"Boundaries of History": Yoshiro Ikeda (University of Tokyo) on Russian liberals' quest for a constitutional monarchy in the early 20th century
On November 25th the series of research seminar "Boundaries of History" is continuing with the paper "Why Jellinek? Why Germany? Russian liberals' quest for a constitutional monarchy in the early 20th century" by Yosiro Ikeda, Associate Professor of Russian history at the University of Tokyo (Japan).

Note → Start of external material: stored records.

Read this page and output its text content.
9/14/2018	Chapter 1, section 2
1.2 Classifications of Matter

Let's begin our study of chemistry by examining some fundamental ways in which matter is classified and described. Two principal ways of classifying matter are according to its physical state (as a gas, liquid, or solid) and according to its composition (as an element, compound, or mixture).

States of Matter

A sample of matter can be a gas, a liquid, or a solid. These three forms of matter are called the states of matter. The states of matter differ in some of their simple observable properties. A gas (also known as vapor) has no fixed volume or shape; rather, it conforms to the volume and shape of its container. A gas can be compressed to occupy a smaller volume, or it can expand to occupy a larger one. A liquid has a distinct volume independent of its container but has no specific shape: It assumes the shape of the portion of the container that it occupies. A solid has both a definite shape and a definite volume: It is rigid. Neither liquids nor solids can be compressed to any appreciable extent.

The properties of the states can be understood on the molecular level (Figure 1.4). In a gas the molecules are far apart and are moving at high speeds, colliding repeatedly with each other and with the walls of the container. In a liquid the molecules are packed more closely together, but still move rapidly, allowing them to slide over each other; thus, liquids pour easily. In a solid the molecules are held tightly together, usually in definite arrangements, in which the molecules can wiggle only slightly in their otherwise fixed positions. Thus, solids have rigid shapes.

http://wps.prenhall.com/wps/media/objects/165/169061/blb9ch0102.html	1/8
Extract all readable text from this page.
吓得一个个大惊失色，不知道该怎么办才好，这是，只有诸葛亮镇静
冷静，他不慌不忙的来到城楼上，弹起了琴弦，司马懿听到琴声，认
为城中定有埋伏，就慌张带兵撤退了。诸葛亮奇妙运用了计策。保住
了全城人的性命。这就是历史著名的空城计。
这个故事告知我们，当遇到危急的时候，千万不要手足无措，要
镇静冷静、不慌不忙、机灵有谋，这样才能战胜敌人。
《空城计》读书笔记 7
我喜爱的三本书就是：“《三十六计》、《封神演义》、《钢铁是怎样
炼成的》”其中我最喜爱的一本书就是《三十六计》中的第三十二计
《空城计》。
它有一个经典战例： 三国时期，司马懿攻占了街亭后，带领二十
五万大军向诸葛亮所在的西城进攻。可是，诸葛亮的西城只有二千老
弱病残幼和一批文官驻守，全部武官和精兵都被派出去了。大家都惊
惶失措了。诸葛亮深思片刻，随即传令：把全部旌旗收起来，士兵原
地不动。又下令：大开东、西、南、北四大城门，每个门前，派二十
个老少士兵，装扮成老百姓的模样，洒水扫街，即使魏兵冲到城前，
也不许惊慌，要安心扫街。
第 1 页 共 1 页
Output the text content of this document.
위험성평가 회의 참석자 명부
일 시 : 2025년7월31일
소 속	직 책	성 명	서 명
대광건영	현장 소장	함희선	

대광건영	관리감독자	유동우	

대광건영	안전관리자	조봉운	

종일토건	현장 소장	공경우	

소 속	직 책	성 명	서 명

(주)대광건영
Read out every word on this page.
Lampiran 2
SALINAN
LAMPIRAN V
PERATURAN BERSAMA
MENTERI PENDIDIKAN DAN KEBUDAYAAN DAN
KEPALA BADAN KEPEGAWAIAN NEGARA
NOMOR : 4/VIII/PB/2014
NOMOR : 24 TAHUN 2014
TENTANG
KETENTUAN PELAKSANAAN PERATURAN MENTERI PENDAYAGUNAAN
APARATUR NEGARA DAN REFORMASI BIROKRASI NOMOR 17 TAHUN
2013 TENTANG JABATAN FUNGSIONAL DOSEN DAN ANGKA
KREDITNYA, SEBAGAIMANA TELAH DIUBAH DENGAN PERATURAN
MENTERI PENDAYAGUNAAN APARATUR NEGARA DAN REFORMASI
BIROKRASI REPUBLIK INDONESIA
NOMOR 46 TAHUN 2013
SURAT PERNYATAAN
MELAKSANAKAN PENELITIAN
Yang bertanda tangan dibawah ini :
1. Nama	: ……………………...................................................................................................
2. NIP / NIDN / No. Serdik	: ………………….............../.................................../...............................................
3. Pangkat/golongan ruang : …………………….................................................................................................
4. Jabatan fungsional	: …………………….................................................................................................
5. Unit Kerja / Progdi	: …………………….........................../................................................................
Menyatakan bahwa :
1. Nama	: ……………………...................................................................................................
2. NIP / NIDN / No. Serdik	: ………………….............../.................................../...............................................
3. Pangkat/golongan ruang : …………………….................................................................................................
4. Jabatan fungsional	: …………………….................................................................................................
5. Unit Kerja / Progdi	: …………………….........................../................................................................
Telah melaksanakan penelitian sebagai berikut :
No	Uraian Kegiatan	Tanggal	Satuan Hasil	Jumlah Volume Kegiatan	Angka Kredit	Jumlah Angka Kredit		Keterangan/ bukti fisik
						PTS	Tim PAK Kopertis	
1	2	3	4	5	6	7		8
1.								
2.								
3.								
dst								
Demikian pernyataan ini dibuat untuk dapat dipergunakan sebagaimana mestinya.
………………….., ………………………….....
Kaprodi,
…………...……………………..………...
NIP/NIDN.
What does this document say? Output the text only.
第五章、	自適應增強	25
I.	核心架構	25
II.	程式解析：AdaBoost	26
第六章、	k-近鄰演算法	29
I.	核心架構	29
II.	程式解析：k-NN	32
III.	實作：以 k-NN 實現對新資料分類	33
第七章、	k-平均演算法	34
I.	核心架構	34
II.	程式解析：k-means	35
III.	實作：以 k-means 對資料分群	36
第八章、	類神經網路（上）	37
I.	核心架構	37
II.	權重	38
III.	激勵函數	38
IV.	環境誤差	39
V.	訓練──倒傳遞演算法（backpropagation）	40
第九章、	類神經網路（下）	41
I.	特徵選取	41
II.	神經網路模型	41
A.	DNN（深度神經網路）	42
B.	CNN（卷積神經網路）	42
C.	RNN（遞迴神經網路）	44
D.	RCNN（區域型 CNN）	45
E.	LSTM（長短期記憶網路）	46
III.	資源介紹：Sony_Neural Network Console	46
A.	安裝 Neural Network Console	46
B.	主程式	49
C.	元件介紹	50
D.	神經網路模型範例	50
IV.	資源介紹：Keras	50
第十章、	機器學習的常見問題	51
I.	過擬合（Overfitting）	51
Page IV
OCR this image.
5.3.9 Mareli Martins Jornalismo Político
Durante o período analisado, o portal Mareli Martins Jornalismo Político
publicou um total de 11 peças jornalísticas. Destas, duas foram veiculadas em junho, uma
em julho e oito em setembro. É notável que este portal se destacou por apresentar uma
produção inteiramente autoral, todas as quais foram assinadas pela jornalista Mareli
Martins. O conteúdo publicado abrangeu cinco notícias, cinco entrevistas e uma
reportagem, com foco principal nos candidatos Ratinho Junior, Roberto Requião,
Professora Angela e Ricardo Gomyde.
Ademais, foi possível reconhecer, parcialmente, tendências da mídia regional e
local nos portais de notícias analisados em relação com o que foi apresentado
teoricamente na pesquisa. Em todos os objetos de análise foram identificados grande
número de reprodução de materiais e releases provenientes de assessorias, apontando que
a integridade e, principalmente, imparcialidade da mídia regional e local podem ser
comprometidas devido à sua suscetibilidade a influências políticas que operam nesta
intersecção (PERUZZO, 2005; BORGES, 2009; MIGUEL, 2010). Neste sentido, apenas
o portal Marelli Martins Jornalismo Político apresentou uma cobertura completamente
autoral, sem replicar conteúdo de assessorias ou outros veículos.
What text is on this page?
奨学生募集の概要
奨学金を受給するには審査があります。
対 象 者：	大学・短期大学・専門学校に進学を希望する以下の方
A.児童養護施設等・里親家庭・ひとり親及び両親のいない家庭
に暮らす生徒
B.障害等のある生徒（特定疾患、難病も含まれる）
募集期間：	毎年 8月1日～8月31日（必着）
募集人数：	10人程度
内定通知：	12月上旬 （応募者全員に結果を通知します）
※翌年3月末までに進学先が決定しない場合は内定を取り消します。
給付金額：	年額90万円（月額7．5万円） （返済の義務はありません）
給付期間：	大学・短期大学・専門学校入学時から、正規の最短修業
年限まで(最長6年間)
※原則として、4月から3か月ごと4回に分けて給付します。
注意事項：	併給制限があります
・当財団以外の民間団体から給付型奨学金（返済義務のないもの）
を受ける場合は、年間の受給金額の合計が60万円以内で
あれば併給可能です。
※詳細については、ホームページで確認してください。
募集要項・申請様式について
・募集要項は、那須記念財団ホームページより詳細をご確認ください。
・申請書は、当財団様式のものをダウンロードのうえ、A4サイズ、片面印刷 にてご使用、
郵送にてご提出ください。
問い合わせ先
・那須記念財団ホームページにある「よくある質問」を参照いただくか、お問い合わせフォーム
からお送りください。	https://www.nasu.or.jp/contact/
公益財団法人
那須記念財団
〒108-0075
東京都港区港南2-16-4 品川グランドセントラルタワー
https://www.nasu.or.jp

When: November 25, 18:30 (UTC+3)
Format: hybrid. Please fill in the form to participate.
Working language: English
By 1906, the greater part of the major powers of the world came to function as a constitutional monarchy. While regulated by a constitution, the relationship between the monarch, the government and parliament was not immobile. On the contrary, this relationship was open to readjustment in daily practice. In addition, in many constitutional monarchies, the governance mechanism was combined with the federation, autonomy, and other institutions of a complex state. On the whole, a constitutional monarchy appeared to be a dynamic phenomenon in the early twentieth century. This phenomenon was analyzed more thoroughly than anyone by Georg Jellinek (1851-1911), a prominent German jurist. Beyond the boundaries of the German cultural world, his works such as System of Subjective Public Rights (1892), The Declaration of the Rights of Man and of Citizens (1895), and General Theory of the State (1900) had inspired many readers who sought to understand the functioning of constitutional monarchies and of the state in general. Especially in the Russian Empire, many talented jurists and other liberal minded intellectuals responded to his works with eagerness. As a theorist who had insisted the state power as a primary source of law, Jellinek seemed to them rather modest, but the Russian liberals applied his categories in a creative manner to critically appreciate the dynamics of the Russian statehood in the transitional period around the revolution of 1905. The purpose of my talk is to shed light on some significant moments of the “reading” of Jellinek by the Russian liberals. Yosiro Ikeda will especially focus on F. F. Kokoshkin, who, as a pupil of the German scholar, had engaged in fruitful dialogue with the works of Jellinek in his political and academic activities.
About the speaker
Associate Professor of Russian history, University of Tokyo (Japan)
Dr. IKEDA Yoshiro is Associate Professor of Russian history at the University of Tokyo. He has been involved in the study of early twentieth-century Russian history across the revolutionary divide, focusing on the entangled history of continuity and change in a complex structure of the Eurasian political sphere. His recent publications include ‘Autonomous regions in the Eurasian borderlands as a legacy of the First World War,’ in S. Tabata, ed., Eurasia’s Regional Powers Compared: China, India, Russia (London and New York: Routledge, 2015); ‘The homeland’s bountiful nature heals wounded soldiers: Nation building and Russian health resorts during the First World War,’ in Adele Lindenmeyr et al., eds., Russia's Home Front in War and Revolution, 1914-1922. Book 2. The Experience of War and Revolution (Bloomington: Slavica, 2016); ‘Vospominaniia N. I. Astrova o smerti brat’ev v Grazhdanskoi voine,’ in Epokha revoliutsii i grazhdanskoi voiny v Rossii: problemy istorii i istoriografii (SPb.: SPbGETU “LETI”, 2019).